Genetic Map of Britain

New paper in Nature based on genetic study of modern Britons:
Today, few Britons have ancestors from just one local region of the United Kingdom, so it is hard to identify patterns of genetic variation specific to any one place. But Donnelly and his team found 2,039 Britons of European ancestry who lived in rural areas and knew that their four grandparents were all born within 80 kilometres of each other. Since these volunteers’ DNA was a mosaic of their grandparents’, who themselves were to known be strongly linked to one British region in the late nineteenth century, Donnelly hoped to find genetic variation that clustered neatly with their grandparents' geographic location.

So it proved: a statistical model lumped participants into 17 groups based only on their DNA, and these groupings matched geography. People across central and southern England fell into the largest group, but many groupings were more isolated, such as the split between Devonians and Cornish in Britain’s southwest.
Ok, so that's cool; they made these discriminations based solely on the DNA, and they turned out to have a geographical distribution.

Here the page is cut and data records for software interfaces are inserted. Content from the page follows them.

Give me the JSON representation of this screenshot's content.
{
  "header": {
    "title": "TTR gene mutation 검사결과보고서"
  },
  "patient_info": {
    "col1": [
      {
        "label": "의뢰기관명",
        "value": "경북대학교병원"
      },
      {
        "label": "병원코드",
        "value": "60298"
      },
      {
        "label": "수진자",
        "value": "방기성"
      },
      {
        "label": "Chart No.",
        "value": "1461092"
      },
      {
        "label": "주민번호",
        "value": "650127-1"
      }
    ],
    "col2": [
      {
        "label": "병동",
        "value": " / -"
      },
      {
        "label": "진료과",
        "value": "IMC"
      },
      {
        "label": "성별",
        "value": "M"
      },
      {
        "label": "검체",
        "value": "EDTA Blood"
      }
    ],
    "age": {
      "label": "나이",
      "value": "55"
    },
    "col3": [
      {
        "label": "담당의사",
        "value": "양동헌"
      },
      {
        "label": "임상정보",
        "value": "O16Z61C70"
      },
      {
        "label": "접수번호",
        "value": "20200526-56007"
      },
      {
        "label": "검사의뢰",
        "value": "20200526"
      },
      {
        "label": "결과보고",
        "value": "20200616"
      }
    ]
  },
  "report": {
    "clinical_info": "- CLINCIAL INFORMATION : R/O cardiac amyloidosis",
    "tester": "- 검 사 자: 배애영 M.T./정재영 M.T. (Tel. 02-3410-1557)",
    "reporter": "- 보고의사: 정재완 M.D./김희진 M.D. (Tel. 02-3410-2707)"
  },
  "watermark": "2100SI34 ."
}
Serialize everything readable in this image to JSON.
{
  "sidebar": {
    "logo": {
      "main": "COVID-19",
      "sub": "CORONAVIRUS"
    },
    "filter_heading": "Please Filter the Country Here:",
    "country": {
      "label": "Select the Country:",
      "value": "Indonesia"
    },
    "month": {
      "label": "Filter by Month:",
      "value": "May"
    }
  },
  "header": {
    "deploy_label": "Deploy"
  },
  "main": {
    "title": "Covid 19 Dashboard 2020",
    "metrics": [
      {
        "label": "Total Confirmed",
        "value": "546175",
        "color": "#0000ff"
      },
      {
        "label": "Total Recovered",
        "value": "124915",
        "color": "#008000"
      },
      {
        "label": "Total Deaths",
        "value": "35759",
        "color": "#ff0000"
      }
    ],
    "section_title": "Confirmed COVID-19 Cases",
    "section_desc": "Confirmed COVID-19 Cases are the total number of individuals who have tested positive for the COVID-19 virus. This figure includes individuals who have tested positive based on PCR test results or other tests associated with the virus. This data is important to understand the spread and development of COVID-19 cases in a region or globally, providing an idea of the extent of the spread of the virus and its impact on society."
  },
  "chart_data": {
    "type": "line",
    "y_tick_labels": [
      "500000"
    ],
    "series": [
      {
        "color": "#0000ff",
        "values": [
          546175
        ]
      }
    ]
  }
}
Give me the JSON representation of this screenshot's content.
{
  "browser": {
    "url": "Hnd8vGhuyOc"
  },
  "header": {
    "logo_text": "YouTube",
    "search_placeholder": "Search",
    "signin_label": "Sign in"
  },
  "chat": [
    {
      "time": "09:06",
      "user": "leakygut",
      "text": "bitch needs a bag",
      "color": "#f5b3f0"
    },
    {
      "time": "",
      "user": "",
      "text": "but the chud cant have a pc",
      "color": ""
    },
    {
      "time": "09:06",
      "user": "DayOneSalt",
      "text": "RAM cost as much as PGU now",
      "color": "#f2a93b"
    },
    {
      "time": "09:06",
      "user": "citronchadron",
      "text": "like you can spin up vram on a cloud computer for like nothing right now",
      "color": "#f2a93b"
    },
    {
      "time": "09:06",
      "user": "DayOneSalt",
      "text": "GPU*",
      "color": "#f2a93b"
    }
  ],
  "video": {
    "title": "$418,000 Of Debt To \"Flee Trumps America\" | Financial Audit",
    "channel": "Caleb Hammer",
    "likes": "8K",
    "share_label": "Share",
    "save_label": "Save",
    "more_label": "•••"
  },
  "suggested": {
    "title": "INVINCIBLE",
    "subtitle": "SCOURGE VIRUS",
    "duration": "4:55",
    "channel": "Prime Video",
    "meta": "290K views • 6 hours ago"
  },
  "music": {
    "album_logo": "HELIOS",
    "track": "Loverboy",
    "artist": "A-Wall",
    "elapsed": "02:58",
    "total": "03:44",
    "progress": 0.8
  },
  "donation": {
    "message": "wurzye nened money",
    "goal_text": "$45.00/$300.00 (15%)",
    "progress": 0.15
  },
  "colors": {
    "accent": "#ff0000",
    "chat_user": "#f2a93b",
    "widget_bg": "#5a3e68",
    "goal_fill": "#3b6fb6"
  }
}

But what does it mean?

One important finding is that there is a single "English" population in genetic terms; there was enough mixing of people all across England well before 1900 that their study could detect no regional differences.

On the other hand they found no clear clustering of the non-English population. The other groups are on average just as different from each other as they all are from the Saxon southeast. Northern and southern Wales are quite different from each other, and Cornwall is quite different from Devon. If that turns out to be true, it suggests that the pre-Saxon population was already a mosaic derived from multiple waves of migration and invasion going back to the Mesolithic.

And where did all the people come from? They published this map and bar graph showing connections to continental populations. I urge a great deal of caution in this. All the people of northwestern Europe are closely related in genetic terms, so we are talking about inferences based on very small differences; the diversity within these groups is much greater than the differences between groups. But, anyway, this is what their data shows. The biggest contributions come, as you might expect, from the continental populations directly across the channel and the North Sea: Frisia, the lower Rhine Valley, northwestern France. They think the absence of FRA 17 (dark blue) from Wales implies that these people came to Britain later than FRA 14 (light blue); so the earlier might be a Neolithic migration, the later an entry of Celtic-speaking people in the Bronze or Iron Age. (The connection to Spain represents the first Neolithic colonists of Europe, whose genes are still strong in the western Mediterranean; the modern people who seem to be most like them are in Corsica.)

The authors estimate that the Anglo-Saxons contributed about 10 to 40% of English genes, so they project a 7th-century population of England that was 10-40% Anglo-Saxon immigrants, with a most likely value of about 35% (GER6, GER3, BEL11). They could not find any region with a large admixture of Danish genes (DEN 18), nor were Danelaw areas any different from the rest of England, so they project a very limited genetic contribution from the Danish Viking invasions. (Of course since some of the Anglo-Saxons came from Denmark, that would be very hard to tease out.) And note that the Anglo-Saxon contribution to the population of lowland Scotland is about the same as for England.

So quite fascinating. If it turns out to be true.